Ochs studierte zunächst an der Universität Heidelberg Chemie, arbeitete jedoch bereits nebenbei am örtlichen Theater als Korrepetitor und Dekorationsmaler. 1878 ging er an die Berliner Königlich Akademischen Hochschule für ausübende Tonkunst, die damals unter dem Rektorat von Joseph Joachim (1831–1907) stand. Er gilt auch als Schüler von Friedrich Kiel. Im Jahre 1882 gründete er den Philharmonischen Chor Berlin, den er bis zu seinem Tode leitete. 1920 wurde der Chor aus finanziellen Gründen aufgelöst und als Chor der Hochschule für Musik weitergeführt, an der Ochs Lehrer war.
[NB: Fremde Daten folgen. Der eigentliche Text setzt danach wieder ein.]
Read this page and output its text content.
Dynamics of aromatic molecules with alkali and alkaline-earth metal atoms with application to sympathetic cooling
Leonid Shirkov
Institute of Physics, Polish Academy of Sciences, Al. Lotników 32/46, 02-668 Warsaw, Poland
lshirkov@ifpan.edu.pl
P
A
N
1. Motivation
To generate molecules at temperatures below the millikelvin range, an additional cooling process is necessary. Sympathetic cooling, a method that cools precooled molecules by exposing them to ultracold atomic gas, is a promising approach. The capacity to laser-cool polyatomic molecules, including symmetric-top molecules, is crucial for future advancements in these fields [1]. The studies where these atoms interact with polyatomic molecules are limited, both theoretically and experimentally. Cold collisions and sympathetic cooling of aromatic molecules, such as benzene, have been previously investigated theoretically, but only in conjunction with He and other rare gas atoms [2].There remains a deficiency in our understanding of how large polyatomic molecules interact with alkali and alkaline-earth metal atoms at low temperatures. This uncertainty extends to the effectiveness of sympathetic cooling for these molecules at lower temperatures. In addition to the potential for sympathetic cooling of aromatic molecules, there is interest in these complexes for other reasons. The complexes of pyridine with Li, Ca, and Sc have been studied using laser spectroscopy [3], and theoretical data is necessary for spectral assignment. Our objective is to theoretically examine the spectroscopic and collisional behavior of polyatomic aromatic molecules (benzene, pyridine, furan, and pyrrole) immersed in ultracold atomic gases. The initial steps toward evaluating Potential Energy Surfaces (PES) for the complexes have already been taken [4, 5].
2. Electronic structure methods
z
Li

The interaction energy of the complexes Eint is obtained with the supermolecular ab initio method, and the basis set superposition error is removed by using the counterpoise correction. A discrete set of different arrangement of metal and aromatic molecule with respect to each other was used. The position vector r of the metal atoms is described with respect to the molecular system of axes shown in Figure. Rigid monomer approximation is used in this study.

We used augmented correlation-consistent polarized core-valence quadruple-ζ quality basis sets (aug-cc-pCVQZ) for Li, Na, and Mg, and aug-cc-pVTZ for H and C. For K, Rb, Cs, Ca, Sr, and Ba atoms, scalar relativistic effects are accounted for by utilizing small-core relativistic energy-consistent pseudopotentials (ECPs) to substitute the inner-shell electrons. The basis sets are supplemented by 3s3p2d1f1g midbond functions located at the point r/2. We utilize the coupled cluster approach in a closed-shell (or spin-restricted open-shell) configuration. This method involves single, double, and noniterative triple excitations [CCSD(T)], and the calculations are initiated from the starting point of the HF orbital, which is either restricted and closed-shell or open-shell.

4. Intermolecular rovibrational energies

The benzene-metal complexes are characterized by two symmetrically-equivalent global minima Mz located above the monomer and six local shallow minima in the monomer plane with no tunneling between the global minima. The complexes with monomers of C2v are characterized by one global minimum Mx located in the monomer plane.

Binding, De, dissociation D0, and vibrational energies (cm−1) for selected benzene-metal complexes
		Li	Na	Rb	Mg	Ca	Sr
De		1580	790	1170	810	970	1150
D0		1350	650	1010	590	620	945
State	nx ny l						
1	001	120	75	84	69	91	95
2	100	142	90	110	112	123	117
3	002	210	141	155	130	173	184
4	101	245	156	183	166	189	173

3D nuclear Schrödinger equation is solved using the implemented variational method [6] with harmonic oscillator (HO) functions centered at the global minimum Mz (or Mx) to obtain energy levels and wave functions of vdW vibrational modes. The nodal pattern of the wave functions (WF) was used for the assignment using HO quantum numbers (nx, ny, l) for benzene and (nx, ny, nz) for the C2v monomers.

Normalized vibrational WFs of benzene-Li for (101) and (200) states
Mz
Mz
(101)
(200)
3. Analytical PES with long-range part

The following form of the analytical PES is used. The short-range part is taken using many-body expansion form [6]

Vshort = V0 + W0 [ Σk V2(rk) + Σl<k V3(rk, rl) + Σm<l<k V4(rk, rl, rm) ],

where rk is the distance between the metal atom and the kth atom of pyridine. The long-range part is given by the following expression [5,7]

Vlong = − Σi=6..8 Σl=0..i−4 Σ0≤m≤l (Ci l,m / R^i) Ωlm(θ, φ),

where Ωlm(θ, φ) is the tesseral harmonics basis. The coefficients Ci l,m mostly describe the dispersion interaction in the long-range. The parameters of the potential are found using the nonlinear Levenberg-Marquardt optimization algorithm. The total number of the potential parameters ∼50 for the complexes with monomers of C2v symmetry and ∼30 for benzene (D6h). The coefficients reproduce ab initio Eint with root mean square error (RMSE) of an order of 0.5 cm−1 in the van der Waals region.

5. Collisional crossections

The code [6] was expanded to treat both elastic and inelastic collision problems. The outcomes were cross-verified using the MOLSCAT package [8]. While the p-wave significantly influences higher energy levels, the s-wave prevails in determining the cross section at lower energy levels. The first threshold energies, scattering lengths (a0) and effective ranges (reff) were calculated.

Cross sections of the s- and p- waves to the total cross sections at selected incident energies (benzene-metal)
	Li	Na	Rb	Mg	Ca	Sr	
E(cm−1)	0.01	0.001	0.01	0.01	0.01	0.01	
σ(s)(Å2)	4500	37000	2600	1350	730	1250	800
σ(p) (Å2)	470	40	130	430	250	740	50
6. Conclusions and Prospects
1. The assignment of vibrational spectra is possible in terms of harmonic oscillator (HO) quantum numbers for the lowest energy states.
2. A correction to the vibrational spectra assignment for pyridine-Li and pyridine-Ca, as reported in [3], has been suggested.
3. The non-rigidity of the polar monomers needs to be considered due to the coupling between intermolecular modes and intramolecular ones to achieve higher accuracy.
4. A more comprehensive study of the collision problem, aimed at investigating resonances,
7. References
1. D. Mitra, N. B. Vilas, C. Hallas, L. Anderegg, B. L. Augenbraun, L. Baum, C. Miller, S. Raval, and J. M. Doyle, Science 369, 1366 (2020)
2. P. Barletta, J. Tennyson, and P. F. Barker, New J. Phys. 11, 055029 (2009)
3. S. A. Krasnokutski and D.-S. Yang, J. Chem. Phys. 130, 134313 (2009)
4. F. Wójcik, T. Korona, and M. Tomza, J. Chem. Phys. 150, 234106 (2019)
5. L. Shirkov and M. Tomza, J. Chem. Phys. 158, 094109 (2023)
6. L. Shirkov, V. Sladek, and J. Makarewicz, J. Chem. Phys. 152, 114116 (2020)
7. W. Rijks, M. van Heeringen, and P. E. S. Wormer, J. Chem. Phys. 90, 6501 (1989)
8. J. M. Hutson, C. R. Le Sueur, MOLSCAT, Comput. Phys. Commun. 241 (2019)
Seine 1922 in Leipzig erschienene Autobiographie Geschehenes, Gesehenes kann nicht in allen Einzelheiten als verlässlich gelten.[1]

Während des Dritten Reichs waren die Werke des Juden Siegfried Ochs verboten. Mehrere Mitglieder seiner Familie wurden in Konzentrationslagern ermordet; seine 1866 in Berlin geborene Frau Charlotte geb. Friedländer starb am 2. März 1943 im KZ Theresienstadt.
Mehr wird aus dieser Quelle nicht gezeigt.